Posted by Jeff Trounsell (jefftrounsell) on Jun 24 2013
Blog >> June 2013

If your currently looking at purchasing a home, you've probably been watching the mortgage rates ... particularly them going up since the beginning of June.


Granted, these rates are still historically low, however lets look at what the change in the 5yr fixed rate from 30 days ago to todays current rate really means to the homebuyer.



5yr fixed before 2.84%

5yr fixed now 3.29%

Mortgage Amount borrowed $250000

25-year amortization


Before: A $250000 Mortgage would carry for $1162.69 a month

Now: That $250000 Mortgage carries for $1220.63 a month

Not much right? ... Wrong. 



$69761.40 total in monthly payments with the 2.84% rate

$73237.80 total in monthly payments with the 3.29% rate ($3476.40 more in payments in the 5yrs)

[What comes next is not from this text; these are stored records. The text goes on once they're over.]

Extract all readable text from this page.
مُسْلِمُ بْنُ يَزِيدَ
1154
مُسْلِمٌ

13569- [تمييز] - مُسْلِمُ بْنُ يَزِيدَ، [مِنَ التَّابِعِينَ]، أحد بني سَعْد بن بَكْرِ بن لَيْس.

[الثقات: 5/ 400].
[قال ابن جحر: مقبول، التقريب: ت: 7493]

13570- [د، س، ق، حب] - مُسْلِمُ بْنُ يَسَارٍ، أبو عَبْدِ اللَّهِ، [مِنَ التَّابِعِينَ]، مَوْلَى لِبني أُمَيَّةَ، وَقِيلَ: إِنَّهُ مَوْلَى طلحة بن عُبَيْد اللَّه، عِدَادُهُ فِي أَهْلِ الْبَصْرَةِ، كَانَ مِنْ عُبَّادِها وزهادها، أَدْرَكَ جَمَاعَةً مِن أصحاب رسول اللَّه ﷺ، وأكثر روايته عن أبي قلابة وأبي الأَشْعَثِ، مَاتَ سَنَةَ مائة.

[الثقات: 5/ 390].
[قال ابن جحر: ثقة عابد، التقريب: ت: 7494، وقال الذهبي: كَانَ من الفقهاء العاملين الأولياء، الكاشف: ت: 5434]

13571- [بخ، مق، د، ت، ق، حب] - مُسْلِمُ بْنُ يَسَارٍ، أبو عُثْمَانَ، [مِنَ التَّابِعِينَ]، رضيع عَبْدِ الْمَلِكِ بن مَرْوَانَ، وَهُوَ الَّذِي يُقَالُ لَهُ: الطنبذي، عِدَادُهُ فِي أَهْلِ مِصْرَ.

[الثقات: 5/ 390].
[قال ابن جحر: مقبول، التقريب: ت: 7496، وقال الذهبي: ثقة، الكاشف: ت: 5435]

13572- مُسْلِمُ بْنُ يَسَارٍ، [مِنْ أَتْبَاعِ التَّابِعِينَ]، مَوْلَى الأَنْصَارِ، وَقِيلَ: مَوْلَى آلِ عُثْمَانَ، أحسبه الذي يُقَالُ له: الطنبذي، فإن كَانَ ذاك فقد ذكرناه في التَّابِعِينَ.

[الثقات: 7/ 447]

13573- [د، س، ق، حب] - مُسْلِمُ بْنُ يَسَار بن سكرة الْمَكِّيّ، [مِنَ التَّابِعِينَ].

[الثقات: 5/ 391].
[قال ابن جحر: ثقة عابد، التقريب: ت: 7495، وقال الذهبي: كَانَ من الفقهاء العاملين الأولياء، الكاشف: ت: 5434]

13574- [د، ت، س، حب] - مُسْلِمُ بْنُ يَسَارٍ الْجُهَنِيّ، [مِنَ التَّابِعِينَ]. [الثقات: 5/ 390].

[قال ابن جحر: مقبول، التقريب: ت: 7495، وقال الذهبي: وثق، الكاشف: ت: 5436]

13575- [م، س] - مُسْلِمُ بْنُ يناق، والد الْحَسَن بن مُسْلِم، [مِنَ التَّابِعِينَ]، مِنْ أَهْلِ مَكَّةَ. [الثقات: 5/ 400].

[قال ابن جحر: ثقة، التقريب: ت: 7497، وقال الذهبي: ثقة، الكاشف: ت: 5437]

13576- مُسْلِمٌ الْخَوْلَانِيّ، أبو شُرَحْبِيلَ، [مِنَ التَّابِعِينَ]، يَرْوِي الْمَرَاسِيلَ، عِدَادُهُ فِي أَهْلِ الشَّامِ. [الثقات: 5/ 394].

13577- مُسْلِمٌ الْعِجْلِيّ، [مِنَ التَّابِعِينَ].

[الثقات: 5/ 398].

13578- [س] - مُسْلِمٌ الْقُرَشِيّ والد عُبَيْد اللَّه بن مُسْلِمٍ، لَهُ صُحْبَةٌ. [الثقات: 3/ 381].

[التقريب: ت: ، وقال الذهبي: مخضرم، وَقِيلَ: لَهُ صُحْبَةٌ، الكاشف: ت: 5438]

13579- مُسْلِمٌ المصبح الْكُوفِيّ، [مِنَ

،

$32786.72 paid in interest with the 2.84% rate $38101.40 paid in interest with the 3.29% rate ($5314.68 more in interest paid over the 5yrs)


Mortgage Balance at the end of 5yrs with 2.84% = $213025.32

Mortgage Balance at the end of 5yrs with 3.29% = $214863.60 ($1838.28 Higher Balance in 5yrs)


 ... Think about it.



You've been looking and negotiating for your new home with the seller and you walk away because of a $5000 difference in sellers bottom dollar and your top dollar.  You had a pre-approval with 2.84% but because you can't find something and act upon it quickly enough, the rate is now 3.29%.  With the original scenario numbers above, in order to keep your original mortgage payments at $1162.69, now that mortgage amount has been reduced to $238134 (you lost $11866 in mortgage purchasing power because of the higher interest rate).


...Kind of makes you think about that $5000 difference is asking/selling price you walked away from.